Let’s take a minute with that one. So Miranda (whom Cal calls Mira which I have never heard as a nickname for Miranda, but okay) and Cal hook up in Vegas pre-wedding and then get married. Shortly post-nuptials she finds out that against all the odds, she is pregnant. The thing is, conception didn’t happen during the scene we read at the wedding where they were having yoga-tastic sex, it happened weeks before, off page, when they were together at Cal’s father’s funeral and her birth control wasn’t working because she was taking antibiotics because she had been sick. Does that sound like I threw a lot of details at you? That’s how it was reading this book. So Miranda is pregnant with the miracle baby that defied the odds.
Oh yeah, and it’s twins.
Apparently twins run in Cal’s family, which we find out once it’s confirmed that Miranda has two buns in the oven. Not only that, but Cal is heartbroken that they’re twins because this is somehow tragic? Apparently his family’s twins have always hated each other because there’s been an heir and a spare, and he dreads this for his children. Plus, he is anti-babies altogether and Miranda’s pregnancy throws a wrench in his plans to keep his wife on the opposite coast and visit her for nookie when it suits him.
Oh yeah, and, even though Miranda previously was in love with Cal, as soon as she finds out she’s pregnant she wants nothing to do with him. She knows he doesn’t want children and doesn’t think he has had a good example of fatherhood so she basically isn’t willing to give him a chance. This part drove me bonkers. I didn’t get why we were given to believe she loves Cal only to have her turn on him. I can see that babies weren’t in his plans, and maybe he doesn’t really know how to be a parent, but when he wants the shot, Miranda turns cold. It was like any supposed feelings she had for him disappeared in a “poof!” of pregnancy hormones.

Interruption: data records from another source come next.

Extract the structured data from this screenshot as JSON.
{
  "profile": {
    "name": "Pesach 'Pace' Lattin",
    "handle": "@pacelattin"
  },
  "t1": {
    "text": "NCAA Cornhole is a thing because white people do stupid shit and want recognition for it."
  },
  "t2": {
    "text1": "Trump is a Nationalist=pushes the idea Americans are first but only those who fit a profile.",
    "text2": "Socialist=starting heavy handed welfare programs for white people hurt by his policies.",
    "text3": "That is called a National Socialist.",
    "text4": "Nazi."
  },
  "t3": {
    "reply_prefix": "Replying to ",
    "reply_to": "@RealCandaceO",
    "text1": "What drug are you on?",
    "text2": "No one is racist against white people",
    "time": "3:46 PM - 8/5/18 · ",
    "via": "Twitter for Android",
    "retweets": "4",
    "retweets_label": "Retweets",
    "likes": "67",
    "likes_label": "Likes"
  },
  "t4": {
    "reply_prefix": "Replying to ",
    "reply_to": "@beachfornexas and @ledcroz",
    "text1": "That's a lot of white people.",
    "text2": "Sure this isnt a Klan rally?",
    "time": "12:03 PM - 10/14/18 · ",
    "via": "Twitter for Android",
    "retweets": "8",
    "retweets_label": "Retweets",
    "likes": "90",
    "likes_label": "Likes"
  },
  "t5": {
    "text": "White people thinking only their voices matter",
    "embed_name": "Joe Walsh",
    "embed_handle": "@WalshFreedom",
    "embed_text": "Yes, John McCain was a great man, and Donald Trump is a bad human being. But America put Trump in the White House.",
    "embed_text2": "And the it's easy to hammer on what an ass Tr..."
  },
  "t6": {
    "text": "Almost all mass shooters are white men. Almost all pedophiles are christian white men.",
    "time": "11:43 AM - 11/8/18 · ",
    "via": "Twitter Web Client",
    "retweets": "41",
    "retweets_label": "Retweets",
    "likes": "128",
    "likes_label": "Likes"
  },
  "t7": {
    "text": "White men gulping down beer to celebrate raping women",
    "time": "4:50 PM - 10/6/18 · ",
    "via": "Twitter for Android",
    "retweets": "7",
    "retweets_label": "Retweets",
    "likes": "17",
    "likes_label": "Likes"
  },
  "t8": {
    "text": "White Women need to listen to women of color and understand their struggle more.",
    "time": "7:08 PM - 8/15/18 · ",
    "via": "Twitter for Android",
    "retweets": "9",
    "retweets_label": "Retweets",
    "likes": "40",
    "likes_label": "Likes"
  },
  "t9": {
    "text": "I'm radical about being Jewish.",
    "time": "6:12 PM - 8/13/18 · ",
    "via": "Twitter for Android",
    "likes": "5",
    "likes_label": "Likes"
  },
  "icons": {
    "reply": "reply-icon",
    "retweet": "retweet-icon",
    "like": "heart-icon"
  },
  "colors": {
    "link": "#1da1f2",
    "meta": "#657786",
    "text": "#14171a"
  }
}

When Miranda has a yoga-incident and thinks she might lose the babies, Cal has a sudden change of heart and wants to start over with his wife by settling them in his family home.
Oh yeah, and he is fixing up his family castle in Scotland.
Oh yeah, and he sometimes has a Scottish brogue.
Oh yeah, and at one point he needs a Gaelic speaking lawyer so Miranda speaks Gaelic because of her dad or some nonsense.
By the time Cal had his change of heart I had become overwhelmed by all the unnecessary fodder that was jammed into this very short book. The story line races along, as it should, but that means that you can only have so much excess. If you have a billionaire who is marrying his best friend for inheritance and gets her pregnant, that’s plenty for 162 pages. Leave the Scottish finishing schools, generations of family drama, Scottish castles, legal issues, medical woes, and all the other “oh yeah, and’s” for a longer book. This one didn’t have room for them.
All of that said, I didn’t hate Just Married. The writing style is highly readable and I made it through the whole book in a short stint, compelled to keep reading, even as I was rolling my eyes. I think that Bayley-Burke probably has a natural talent for engaging writing, but needs some help on the editing side to trim some of the extraneous details. Many of the elements would have been less eye-roll inducing had they been eased into the story from the beginning. Oddly enough, this book has compelled me to see out more by this author. I want to see how her writing style translates into other novels that might not have the plotting problems Just Married has. That’s not a glowing endorsement, I know, but there you have it.